The creation of the kind of global, species-wide cooperation that I have been talking about really adds up to an evolutionary step for humanity, the human species evolving to a higher level. I do not believe there is anything inevitable about this. (To be frank, I am not even sure it is possible.) History (and literally, the Earth) is littered with the ruins of societies that collapsed because they destroyed the natural environment on which they depended. (For those who would like to read about this, I suggest Jared Diamond’s Collapse: How Societies Choose to Fail or Succeed.) There is no guarantee that this won’t happen to the human species as a whole. True, there are things that might help facilitate the transformation I am describing. Today, human technology is capable of feeding and clothing everybody on the planet (but how long will this be the case?). The global economy is bringing more and more people into economic and social contact with each other.
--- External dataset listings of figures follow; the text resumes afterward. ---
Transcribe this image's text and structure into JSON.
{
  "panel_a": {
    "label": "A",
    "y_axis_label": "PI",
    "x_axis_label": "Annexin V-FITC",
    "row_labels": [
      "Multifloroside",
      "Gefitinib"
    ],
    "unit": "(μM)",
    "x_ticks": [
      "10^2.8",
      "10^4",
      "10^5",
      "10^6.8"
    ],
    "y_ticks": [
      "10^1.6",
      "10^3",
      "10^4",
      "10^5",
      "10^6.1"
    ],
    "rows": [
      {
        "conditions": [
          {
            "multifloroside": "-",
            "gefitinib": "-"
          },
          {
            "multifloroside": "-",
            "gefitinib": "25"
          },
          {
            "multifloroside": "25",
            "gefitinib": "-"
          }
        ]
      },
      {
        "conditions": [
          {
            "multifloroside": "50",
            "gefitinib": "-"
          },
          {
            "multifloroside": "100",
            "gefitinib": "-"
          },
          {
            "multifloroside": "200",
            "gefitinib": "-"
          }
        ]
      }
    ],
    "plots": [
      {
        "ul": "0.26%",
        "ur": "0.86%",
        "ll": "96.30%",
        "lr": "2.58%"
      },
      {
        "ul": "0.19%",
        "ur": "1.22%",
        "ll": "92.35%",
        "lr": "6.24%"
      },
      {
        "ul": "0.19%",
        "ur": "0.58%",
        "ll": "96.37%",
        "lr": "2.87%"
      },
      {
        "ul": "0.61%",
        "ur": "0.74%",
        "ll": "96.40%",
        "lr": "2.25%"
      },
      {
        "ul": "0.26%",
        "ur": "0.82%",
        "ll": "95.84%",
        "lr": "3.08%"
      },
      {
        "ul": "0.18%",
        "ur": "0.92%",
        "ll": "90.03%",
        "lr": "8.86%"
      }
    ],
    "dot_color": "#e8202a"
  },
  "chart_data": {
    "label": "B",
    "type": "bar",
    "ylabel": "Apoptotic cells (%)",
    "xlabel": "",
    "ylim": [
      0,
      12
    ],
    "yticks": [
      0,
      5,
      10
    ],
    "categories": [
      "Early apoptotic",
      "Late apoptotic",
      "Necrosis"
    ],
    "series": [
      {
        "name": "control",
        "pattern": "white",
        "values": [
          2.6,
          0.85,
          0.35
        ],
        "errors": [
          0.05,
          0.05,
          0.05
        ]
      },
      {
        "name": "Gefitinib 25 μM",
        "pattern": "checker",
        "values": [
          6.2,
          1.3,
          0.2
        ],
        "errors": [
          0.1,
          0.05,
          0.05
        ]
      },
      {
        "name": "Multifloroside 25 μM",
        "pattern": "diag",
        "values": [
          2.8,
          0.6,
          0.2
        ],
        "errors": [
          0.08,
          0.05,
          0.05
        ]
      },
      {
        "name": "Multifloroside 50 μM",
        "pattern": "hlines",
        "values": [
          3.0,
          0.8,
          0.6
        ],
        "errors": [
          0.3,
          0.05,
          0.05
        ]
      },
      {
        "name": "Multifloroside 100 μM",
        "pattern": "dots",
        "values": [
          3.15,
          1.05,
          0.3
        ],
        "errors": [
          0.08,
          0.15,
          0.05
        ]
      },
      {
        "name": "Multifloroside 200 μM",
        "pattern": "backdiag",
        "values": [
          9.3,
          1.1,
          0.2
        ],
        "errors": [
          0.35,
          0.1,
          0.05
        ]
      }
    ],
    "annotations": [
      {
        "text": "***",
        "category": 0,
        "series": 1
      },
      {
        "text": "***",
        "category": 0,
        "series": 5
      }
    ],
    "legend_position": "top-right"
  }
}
Equally important, global communications make an Earth-wide, humanity-wide discussion possible; for the first time in our history, we can actually have an international conversation about what we, as a species, need to do to survive. But there is no dynamic that will necessarily move us in the right direction; there is no God, no transcendental logic or Reason, no “laws of history” that will force us to make the right decision(s). The responsibility and the choice rests with us. It involves, as the Danish existentialist philosopher, Soren Kierkegaard, put it in another context, a “leap.” People have to decide that they want to cooperate; they have to be aware of the necessity of working together and then choose to do so. (This is why I have no interest in the discussions and debates among anarchists about the precise form of property or society—collective, communal, etc.—that best embodies our ideals. When human beings decide that they really want to cooperate with their fellows, in their own country and around the world, the abstract question of precisely what forms this cooperation might take—forms of property and forms of organization—will virtually disappear; the answers will be worked out as we go along.)
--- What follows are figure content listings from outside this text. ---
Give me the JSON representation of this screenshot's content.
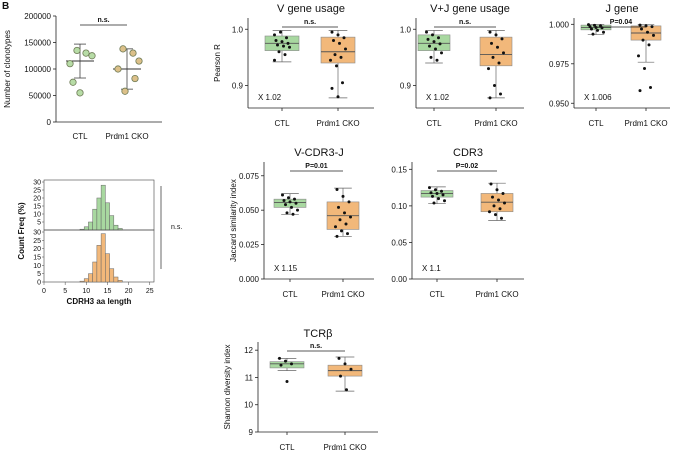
{
  "figure": {
    "panel_label": "B",
    "colors": {
      "ctl": "#a8d8a0",
      "cko": "#f2b87a",
      "ctl_dot": "#b7dca6",
      "cko_dot": "#dcc089",
      "dot_edge": "#6d7a55",
      "whisker": "#666666"
    }
  },
  "chart_data": [
    {
      "id": "clonotypes",
      "type": "scatter",
      "title": "",
      "ylabel": "Number of clonotypes",
      "ylim": [
        0,
        200000
      ],
      "yticks": [
        0,
        50000,
        100000,
        150000,
        200000
      ],
      "ytick_labels": [
        "0",
        "50000",
        "100000",
        "150000",
        "200000"
      ],
      "categories": [
        "CTL",
        "Prdm1 CKO"
      ],
      "series": [
        {
          "name": "CTL",
          "values": [
            135000,
            130000,
            125000,
            110000,
            75000,
            55000
          ],
          "mean": 115000,
          "sd": 32000
        },
        {
          "name": "Prdm1 CKO",
          "values": [
            138000,
            130000,
            115000,
            100000,
            82000,
            58000
          ],
          "mean": 100000,
          "sd": 38000
        }
      ],
      "significance": "n.s."
    },
    {
      "id": "v_gene",
      "type": "box",
      "title": "V gene usage",
      "ylabel": "Pearson R",
      "ylim": [
        0.86,
        1.02
      ],
      "yticks": [
        0.9,
        1.0
      ],
      "ytick_labels": [
        "0.9",
        "1.0"
      ],
      "categories": [
        "CTL",
        "Prdm1 CKO"
      ],
      "boxes": [
        {
          "q1": 0.962,
          "median": 0.975,
          "q3": 0.988,
          "whisker_low": 0.942,
          "whisker_high": 0.998,
          "points": [
            0.99,
            0.995,
            0.985,
            0.98,
            0.978,
            0.975,
            0.972,
            0.97,
            0.968,
            0.96,
            0.955,
            0.945
          ]
        },
        {
          "q1": 0.94,
          "median": 0.96,
          "q3": 0.986,
          "whisker_low": 0.878,
          "whisker_high": 0.998,
          "points": [
            0.995,
            0.99,
            0.985,
            0.98,
            0.975,
            0.965,
            0.955,
            0.95,
            0.945,
            0.935,
            0.905,
            0.895,
            0.88
          ]
        }
      ],
      "significance": "n.s.",
      "annotation": "X 1.02"
    },
    {
      "id": "vj_gene",
      "type": "box",
      "title": "V+J gene usage",
      "ylabel": "",
      "ylim": [
        0.86,
        1.02
      ],
      "yticks": [
        0.9,
        1.0
      ],
      "ytick_labels": [
        "0.9",
        "1.0"
      ],
      "categories": [
        "CTL",
        "Prdm1 CKO"
      ],
      "boxes": [
        {
          "q1": 0.962,
          "median": 0.975,
          "q3": 0.99,
          "whisker_low": 0.94,
          "whisker_high": 0.998,
          "points": [
            0.995,
            0.99,
            0.985,
            0.982,
            0.978,
            0.974,
            0.97,
            0.965,
            0.958,
            0.95,
            0.945
          ]
        },
        {
          "q1": 0.935,
          "median": 0.955,
          "q3": 0.986,
          "whisker_low": 0.878,
          "whisker_high": 0.998,
          "points": [
            0.995,
            0.99,
            0.983,
            0.975,
            0.968,
            0.958,
            0.95,
            0.94,
            0.93,
            0.9,
            0.885,
            0.878
          ]
        }
      ],
      "significance": "n.s.",
      "annotation": "X 1.02"
    },
    {
      "id": "j_gene",
      "type": "box",
      "title": "J gene",
      "ylabel": "",
      "ylim": [
        0.947,
        1.004
      ],
      "yticks": [
        0.95,
        0.975,
        1.0
      ],
      "ytick_labels": [
        "0.950",
        "0.975",
        "1.000"
      ],
      "categories": [
        "CTL",
        "Prdm1 CKO"
      ],
      "boxes": [
        {
          "q1": 0.9965,
          "median": 0.998,
          "q3": 0.9995,
          "whisker_low": 0.9935,
          "whisker_high": 1.0,
          "points": [
            0.9998,
            0.9993,
            0.999,
            0.9985,
            0.998,
            0.9978,
            0.997,
            0.9962,
            0.995,
            0.9938
          ]
        },
        {
          "q1": 0.99,
          "median": 0.9945,
          "q3": 0.999,
          "whisker_low": 0.976,
          "whisker_high": 1.0,
          "points": [
            0.9995,
            0.999,
            0.9985,
            0.997,
            0.995,
            0.993,
            0.99,
            0.987,
            0.98,
            0.972,
            0.96,
            0.958
          ]
        }
      ],
      "significance": "P=0.04",
      "annotation": "X 1.006"
    },
    {
      "id": "cdrh3",
      "type": "bar",
      "title": "",
      "ylabel": "Count Freq (%)",
      "xlabel": "CDRH3 aa length",
      "xlim": [
        0,
        26
      ],
      "ylim": [
        0,
        30
      ],
      "xticks": [
        0,
        5,
        10,
        15,
        20,
        25
      ],
      "xtick_labels": [
        "0",
        "5",
        "10",
        "15",
        "20",
        "25"
      ],
      "yticks": [
        0,
        5,
        10,
        15,
        20,
        25,
        30
      ],
      "ytick_labels": [
        "0",
        "5",
        "10",
        "15",
        "20",
        "25",
        "30"
      ],
      "x": [
        9,
        10,
        11,
        12,
        13,
        14,
        15,
        16,
        17,
        18
      ],
      "series": [
        {
          "name": "CTL",
          "values": [
            0.5,
            2,
            5,
            13,
            20,
            28,
            17,
            9,
            3,
            1
          ]
        },
        {
          "name": "Prdm1 CKO",
          "values": [
            0.5,
            2,
            5,
            12,
            22,
            29,
            17,
            8,
            3,
            1
          ]
        }
      ],
      "significance": "n.s."
    },
    {
      "id": "vcdr3j",
      "type": "box",
      "title": "V-CDR3-J",
      "ylabel": "Jaccard similarity index",
      "ylim": [
        0,
        0.085
      ],
      "yticks": [
        0,
        0.025,
        0.05,
        0.075
      ],
      "ytick_labels": [
        "0.000",
        "0.025",
        "0.050",
        "0.075"
      ],
      "categories": [
        "CTL",
        "Prdm1 CKO"
      ],
      "boxes": [
        {
          "q1": 0.052,
          "median": 0.0555,
          "q3": 0.058,
          "whisker_low": 0.047,
          "whisker_high": 0.062,
          "points": [
            0.061,
            0.059,
            0.058,
            0.057,
            0.056,
            0.055,
            0.054,
            0.052,
            0.05,
            0.048,
            0.047
          ]
        },
        {
          "q1": 0.036,
          "median": 0.046,
          "q3": 0.056,
          "whisker_low": 0.031,
          "whisker_high": 0.066,
          "points": [
            0.065,
            0.06,
            0.056,
            0.052,
            0.048,
            0.045,
            0.043,
            0.04,
            0.038,
            0.035,
            0.033,
            0.031
          ]
        }
      ],
      "significance": "P=0.01",
      "annotation": "X 1.15"
    },
    {
      "id": "cdr3",
      "type": "box",
      "title": "CDR3",
      "ylabel": "",
      "ylim": [
        0,
        0.16
      ],
      "yticks": [
        0,
        0.05,
        0.1,
        0.15
      ],
      "ytick_labels": [
        "0.00",
        "0.05",
        "0.10",
        "0.15"
      ],
      "categories": [
        "CTL",
        "Prdm1 CKO"
      ],
      "boxes": [
        {
          "q1": 0.112,
          "median": 0.117,
          "q3": 0.121,
          "whisker_low": 0.103,
          "whisker_high": 0.126,
          "points": [
            0.125,
            0.122,
            0.12,
            0.118,
            0.117,
            0.115,
            0.113,
            0.11,
            0.107,
            0.104
          ]
        },
        {
          "q1": 0.092,
          "median": 0.105,
          "q3": 0.117,
          "whisker_low": 0.08,
          "whisker_high": 0.131,
          "points": [
            0.13,
            0.122,
            0.117,
            0.112,
            0.108,
            0.104,
            0.1,
            0.096,
            0.092,
            0.088,
            0.083
          ]
        }
      ],
      "significance": "P=0.02",
      "annotation": "X 1.1"
    },
    {
      "id": "tcrb",
      "type": "box",
      "title": "TCRβ",
      "ylabel": "Shannon diversity index",
      "ylim": [
        9,
        12.3
      ],
      "yticks": [
        9,
        10,
        11,
        12
      ],
      "ytick_labels": [
        "9",
        "10",
        "11",
        "12"
      ],
      "categories": [
        "CTL",
        "Prdm1 CKO"
      ],
      "boxes": [
        {
          "q1": 11.35,
          "median": 11.5,
          "q3": 11.58,
          "whisker_low": 11.25,
          "whisker_high": 11.7,
          "points": [
            11.7,
            11.6,
            11.5,
            11.45,
            10.85
          ]
        },
        {
          "q1": 11.05,
          "median": 11.25,
          "q3": 11.45,
          "whisker_low": 10.5,
          "whisker_high": 11.75,
          "points": [
            11.7,
            11.5,
            11.3,
            11.05,
            10.55
          ]
        }
      ],
      "significance": "n.s.",
      "annotation": ""
    }
  ]
}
And just as we need to see our fellow humans as part of “us” rather than “them,” and to cooperate rather than compete with them, we must begin to see the Earth in the same way; not something we can attack and plunder, but something that is really part of us, something with which we need to cooperate.
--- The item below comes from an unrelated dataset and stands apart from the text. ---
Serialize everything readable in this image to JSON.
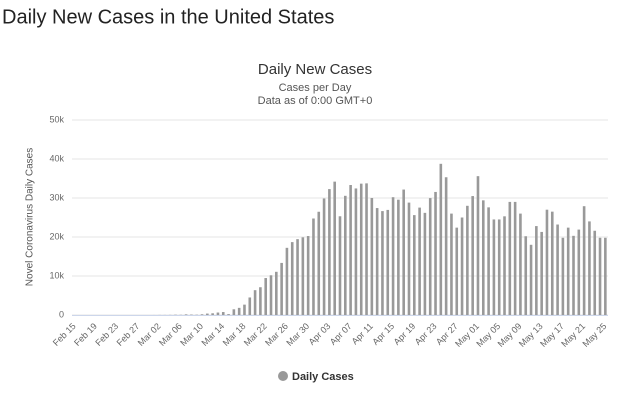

This posing of the need to cooperate with ourselves and our planet is the other side, the potentially positive side, of the economic/environmental crisis that we are currently struggling with. It may finally force us to come to grips with who we are and what we are doing to our home, the Earth. Like the rapidly rising waters of a river in flood, it may be what finally convinces human beings that they need to unite, to cooperate on a world scale, and to throw ourselves into what needs to be done, to fill the sandbags, as it were, and to stack them at the river’s edge while there is still time.